Storybook: SAMPLE WEEK 3 STORYBOOK ASSIGNMENT
Below is a sample of what you will send to me via email for your Week 3 Storybook assignment.
Animal Stories from Africa
Topic. My Storybook will be about animal stories from Africa. My goal is to find four different animals from four different African storytelling traditions. One story I know I want to include is the Ugandan story, "The Story of the Hippos." I do not think I will have any trouble finding stories about different animals from the different African story collections which I have found online.
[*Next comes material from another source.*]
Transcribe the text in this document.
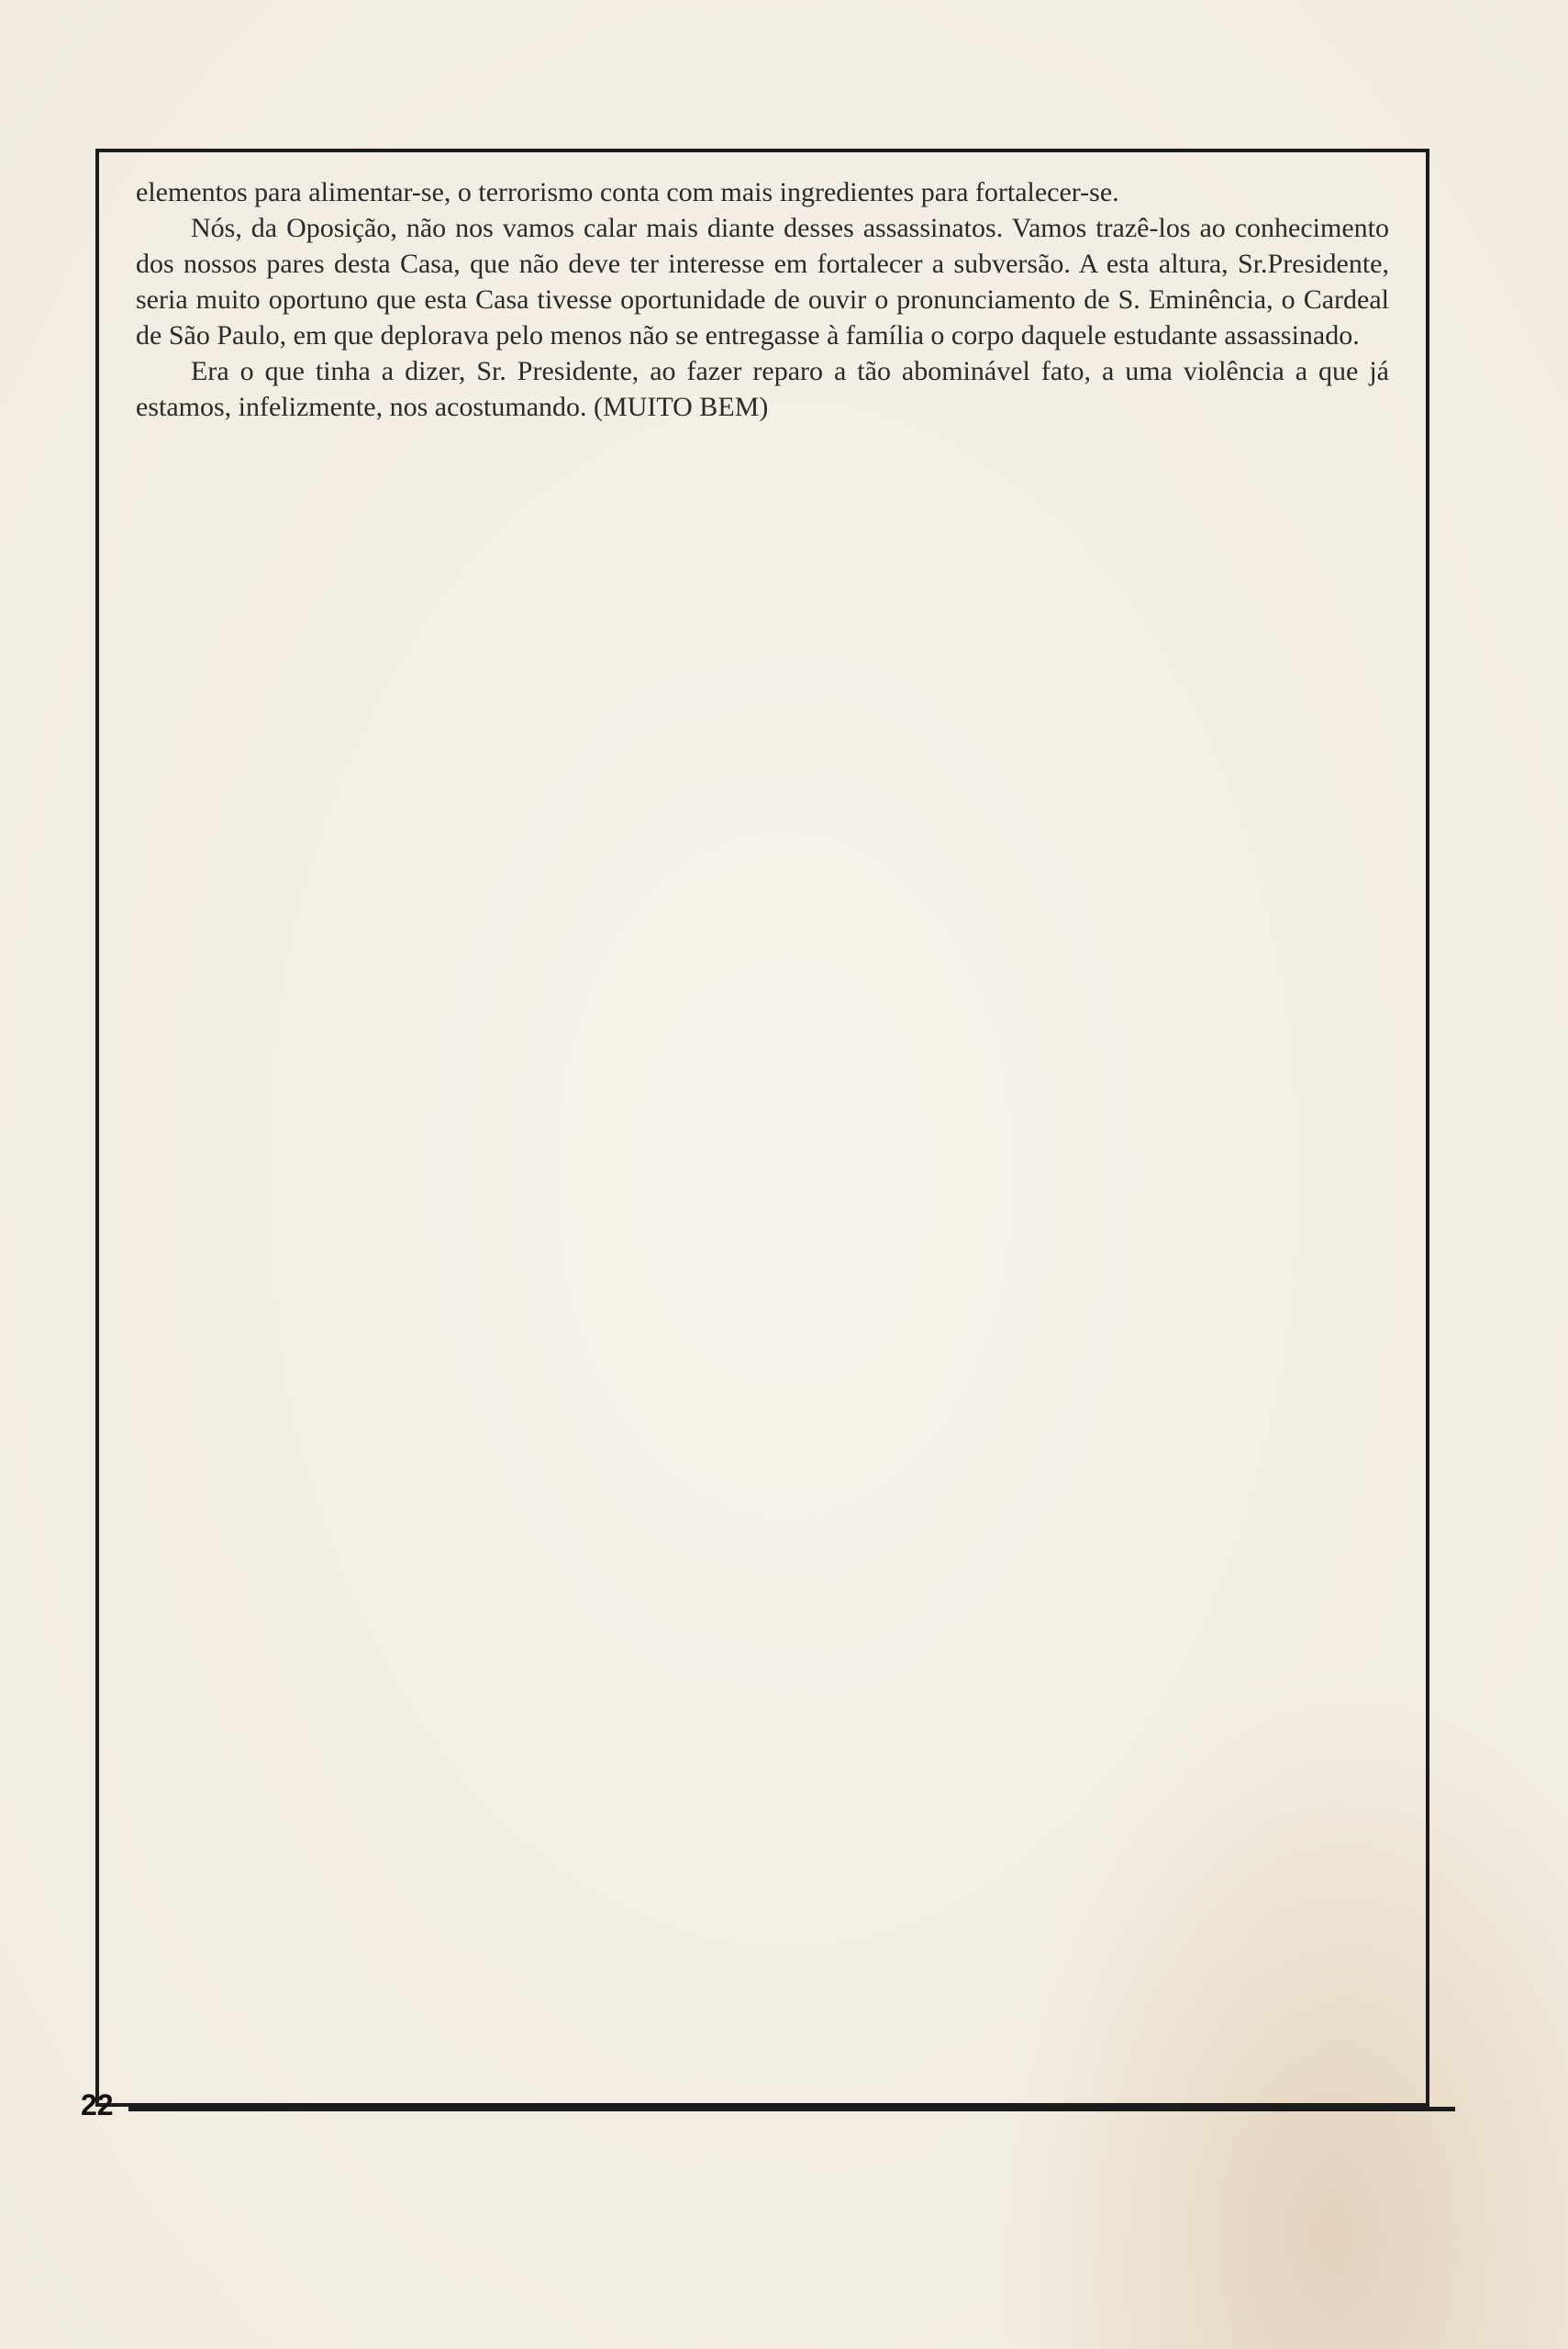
22

elementos para alimentar-se, o terrorismo conta com mais ingredientes para fortalecer-se.

Nós, da Oposição, não nos vamos calar mais diante desses assassinatos. Vamos trazê-los ao conhecimento dos nossos pares desta Casa, que não deve ter interesse em fortalecer a subversão. A esta altura, Sr.Presidente, seria muito oportuno que esta Casa tivesse oportunidade de ouvir o pronunciamento de S. Eminência, o Cardeal de São Paulo, em que deplorava pelo menos não se entregasse à família o corpo daquele estudante assassinado.

Era o que tinha a dizer, Sr. Presidente, ao fazer reparo a tão abominável fato, a uma violência a que já estamos, infelizmente, nos acostumando. (MUITO BEM)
Bibliography: "The Story of the Hippos," from The King of the Snakes and Other Folk-Lore Stories from Uganda, by Mrs. George Baskerville (1922). Web address: http://digital.library.upenn.edu/women/baskerville/king/king.html
Animals as storytellers. This is a logical choice for my Storybook - I think I definitely want to have the animals be the storytellers. Since all of the stories have animals in them, I could choose a character from each story as the storyteller. Or I could invent some animal, like say a wise old elephant, who tells all four of the stories. Either way, I know I want the animals to the storytellers in my Storybook. I looked at a Storybook of Nigerian folktales, where the animals were storytellers, and it was great.
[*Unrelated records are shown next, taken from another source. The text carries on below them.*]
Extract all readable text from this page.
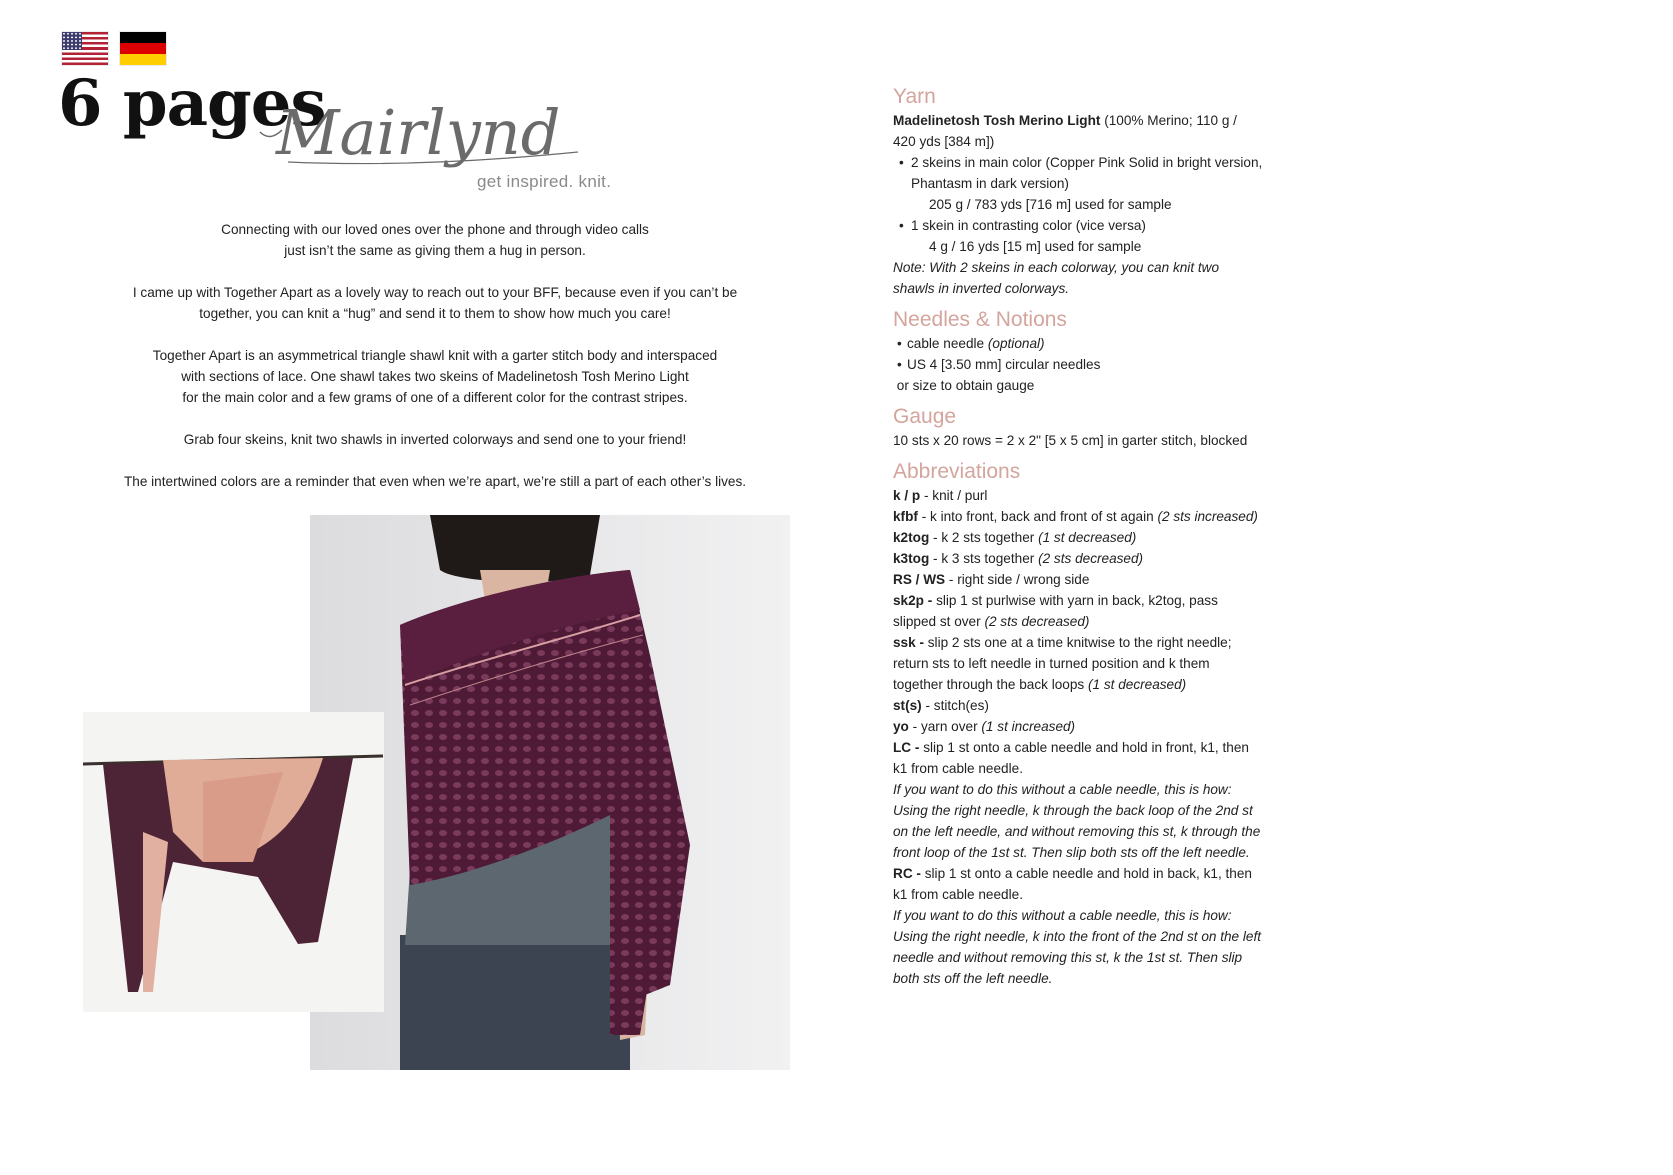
6 pages
Mairlynd
get inspired. knit.

Connecting with our loved ones over the phone and through video calls
just isn’t the same as giving them a hug in person.

I came up with Together Apart as a lovely way to reach out to your BFF, because even if you can’t be
together, you can knit a “hug” and send it to them to show how much you care!

Together Apart is an asymmetrical triangle shawl knit with a garter stitch body and interspaced
with sections of lace. One shawl takes two skeins of Madelinetosh Tosh Merino Light
for the main color and a few grams of one of a different color for the contrast stripes.

Grab four skeins, knit two shawls in inverted colorways and send one to your friend!

The intertwined colors are a reminder that even when we’re apart, we’re still a part of each other’s lives.

Yarn
Madelinetosh Tosh Merino Light (100% Merino; 110 g / 420 yds [384 m])
• 2 skeins in main color (Copper Pink Solid in bright version, Phantasm in dark version)
205 g / 783 yds [716 m] used for sample
• 1 skein in contrasting color (vice versa)
4 g / 16 yds [15 m] used for sample
Note: With 2 skeins in each colorway, you can knit two shawls in inverted colorways.
Needles & Notions
• cable needle (optional)
• US 4 [3.50 mm] circular needles
or size to obtain gauge
Gauge
10 sts x 20 rows = 2 x 2" [5 x 5 cm] in garter stitch, blocked
Abbreviations
k / p - knit / purl
kfbf - k into front, back and front of st again (2 sts increased)
k2tog - k 2 sts together (1 st decreased)
k3tog - k 3 sts together (2 sts decreased)
RS / WS - right side / wrong side
sk2p - slip 1 st purlwise with yarn in back, k2tog, pass slipped st over (2 sts decreased)
ssk - slip 2 sts one at a time knitwise to the right needle; return sts to left needle in turned position and k them together through the back loops (1 st decreased)
st(s) - stitch(es)
yo - yarn over (1 st increased)
LC - slip 1 st onto a cable needle and hold in front, k1, then k1 from cable needle.
If you want to do this without a cable needle, this is how: Using the right needle, k through the back loop of the 2nd st on the left needle, and without removing this st, k through the front loop of the 1st st. Then slip both sts off the left needle.
RC - slip 1 st onto a cable needle and hold in back, k1, then k1 from cable needle.
If you want to do this without a cable needle, this is how: Using the right needle, k into the front of the 2nd st on the left needle and without removing this st, k the 1st st. Then slip both sts off the left needle.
Festival. I like the idea that the animals could be attending a festival and tell their stories on that occasion. It would need to be some natural occasion, like maybe the "Full Moon Festival" or the summer solstice or the winter solstice... I would need to think about that, too, since part of Africa is in the southern equator, so the seasons are different!
Journey. A journey could work, too! I saw the most amazing film about bird migrations, and many of the birds fly all the way to Africa. I saw that one of the Storybooks was about birds telling stories along their migration path. I think that could work for my project, too! Maybe I would try to focus on stories with birds in them if I decide to use that. Or perhaps the animals could be on a journey in quest or water, or finding a new home because human settlements have driven them out.
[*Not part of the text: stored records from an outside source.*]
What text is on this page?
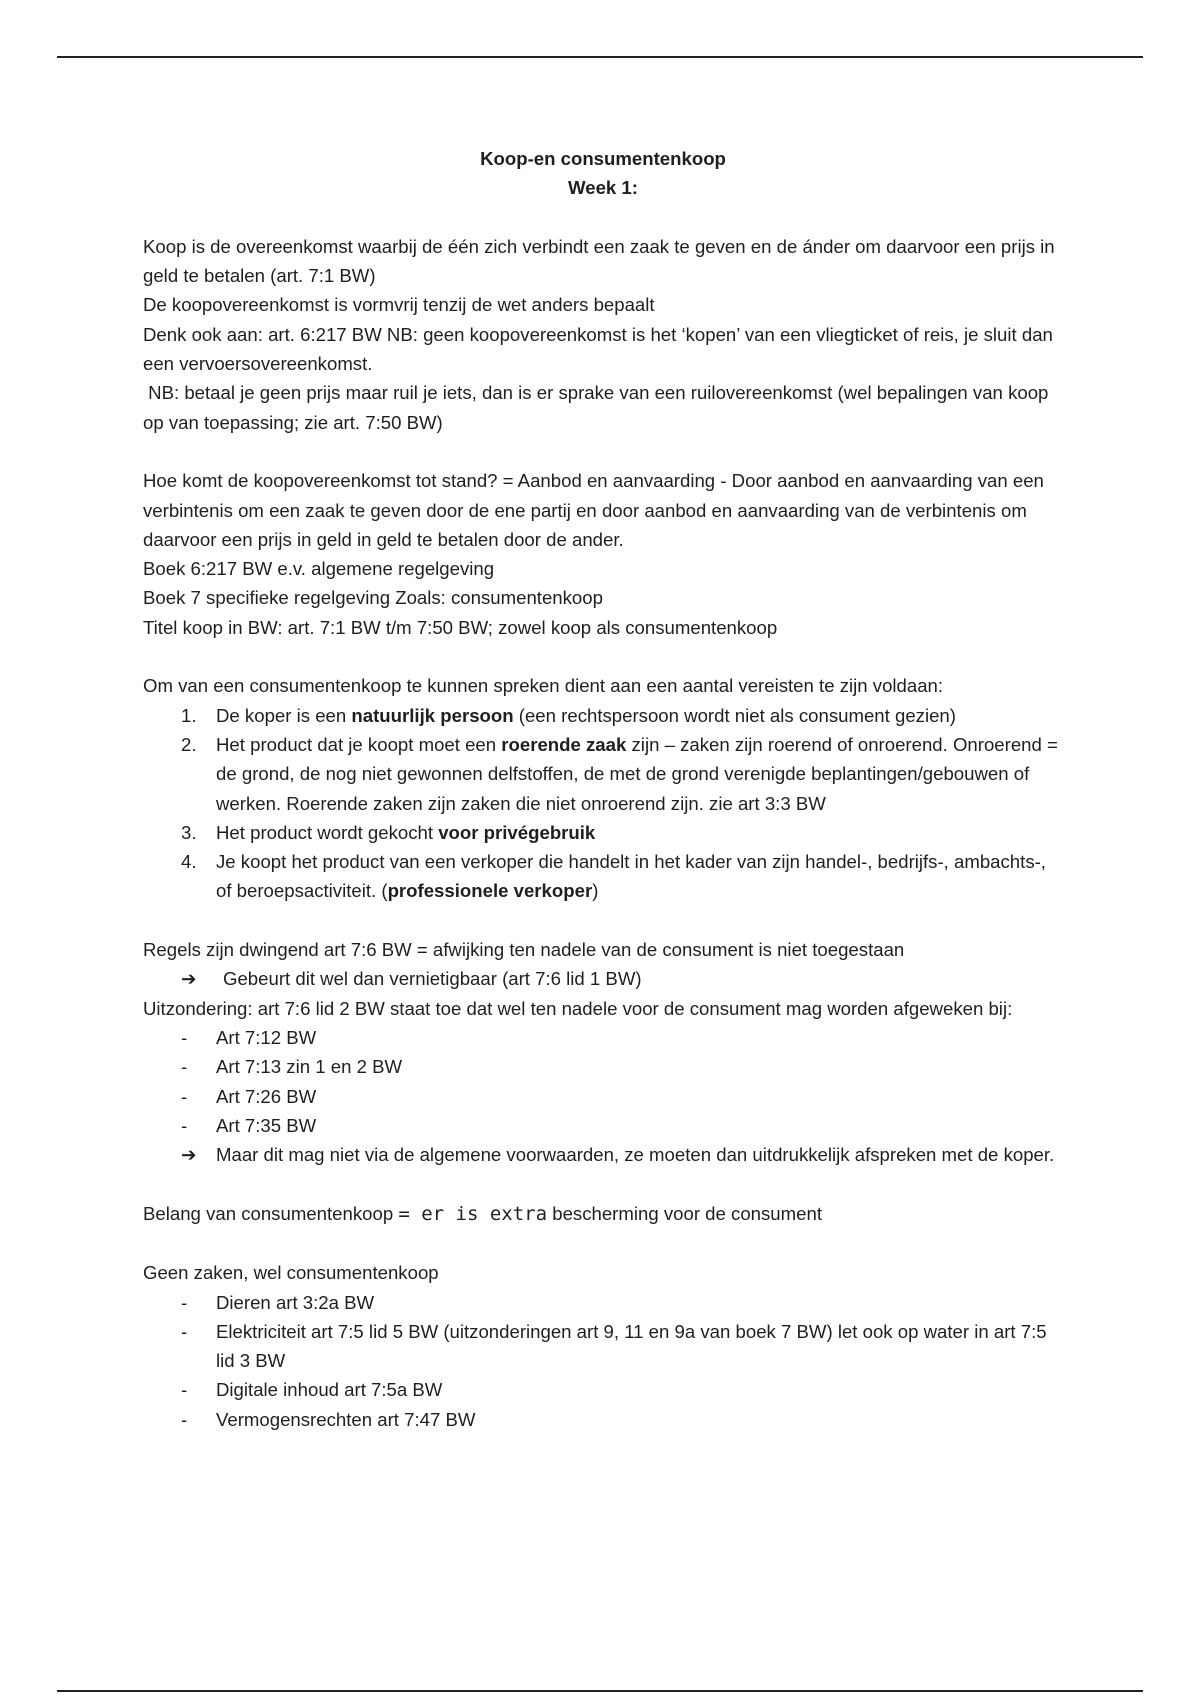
Koop-en consumentenkoop

Week 1:

Koop is de overeenkomst waarbij de één zich verbindt een zaak te geven en de ánder om daarvoor een prijs in geld te betalen (art. 7:1 BW)

De koopovereenkomst is vormvrij tenzij de wet anders bepaalt

Denk ook aan: art. 6:217 BW NB: geen koopovereenkomst is het ‘kopen’ van een vliegticket of reis, je sluit dan een vervoersovereenkomst.

NB: betaal je geen prijs maar ruil je iets, dan is er sprake van een ruilovereenkomst (wel bepalingen van koop op van toepassing; zie art. 7:50 BW)

Hoe komt de koopovereenkomst tot stand? = Aanbod en aanvaarding - Door aanbod en aanvaarding van een verbintenis om een zaak te geven door de ene partij en door aanbod en aanvaarding van de verbintenis om daarvoor een prijs in geld in geld te betalen door de ander.

Boek 6:217 BW e.v. algemene regelgeving

Boek 7 specifieke regelgeving Zoals: consumentenkoop

Titel koop in BW: art. 7:1 BW t/m 7:50 BW; zowel koop als consumentenkoop

Om van een consumentenkoop te kunnen spreken dient aan een aantal vereisten te zijn voldaan:

1. De koper is een natuurlijk persoon (een rechtspersoon wordt niet als consument gezien)
2. Het product dat je koopt moet een roerende zaak zijn – zaken zijn roerend of onroerend. Onroerend = de grond, de nog niet gewonnen delfstoffen, de met de grond verenigde beplantingen/gebouwen of werken. Roerende zaken zijn zaken die niet onroerend zijn. zie art 3:3 BW
3. Het product wordt gekocht voor privégebruik
4. Je koopt het product van een verkoper die handelt in het kader van zijn handel-, bedrijfs-, ambachts-, of beroepsactiviteit. (professionele verkoper)

Regels zijn dwingend art 7:6 BW = afwijking ten nadele van de consument is niet toegestaan

➔ Gebeurt dit wel dan vernietigbaar (art 7:6 lid 1 BW)

Uitzondering: art 7:6 lid 2 BW staat toe dat wel ten nadele voor de consument mag worden afgeweken bij:

- Art 7:12 BW
- Art 7:13 zin 1 en 2 BW
- Art 7:26 BW
- Art 7:35 BW
➔ Maar dit mag niet via de algemene voorwaarden, ze moeten dan uitdrukkelijk afspreken met de koper.

Belang van consumentenkoop = er is extra bescherming voor de consument

Geen zaken, wel consumentenkoop

- Dieren art 3:2a BW
- Elektriciteit art 7:5 lid 5 BW (uitzonderingen art 9, 11 en 9a van boek 7 BW) let ook op water in art 7:5 lid 3 BW
- Digitale inhoud art 7:5a BW
- Vermogensrechten art 7:47 BW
Tour guide. Even though I want the animals to be the storytellers, I guess there could be humans, too - like there could be a human tour guide who is someone that the animals trust, so in the presence of that tour guide - and only that tour guide! - the animals are willing to tell their stories. Also, one of the Storybooks I looked at had an African parrot taking birds from other countries on a tour of Africa. I liked that!
Found objects. I like the idea that the animals could tell stories that are prompted somehow by things they find on their journey - it might be a physical landmark, like a watering hole or an unusual rock, or perhaps they would find a bird feather or the shed skin of a snake that would prompt them to tell a story about that bird or that snake.
Cultural detail. I like the idea of adding cultural details to the stories, because I would like to learn more about the geography of Africa, languages, climate, plus more information about the different animal species. I absolutely need to include a map, for example, because if you were to show me a map of Africa, I wouldn't even be able to show just where Uganda is on the map. Sad but true!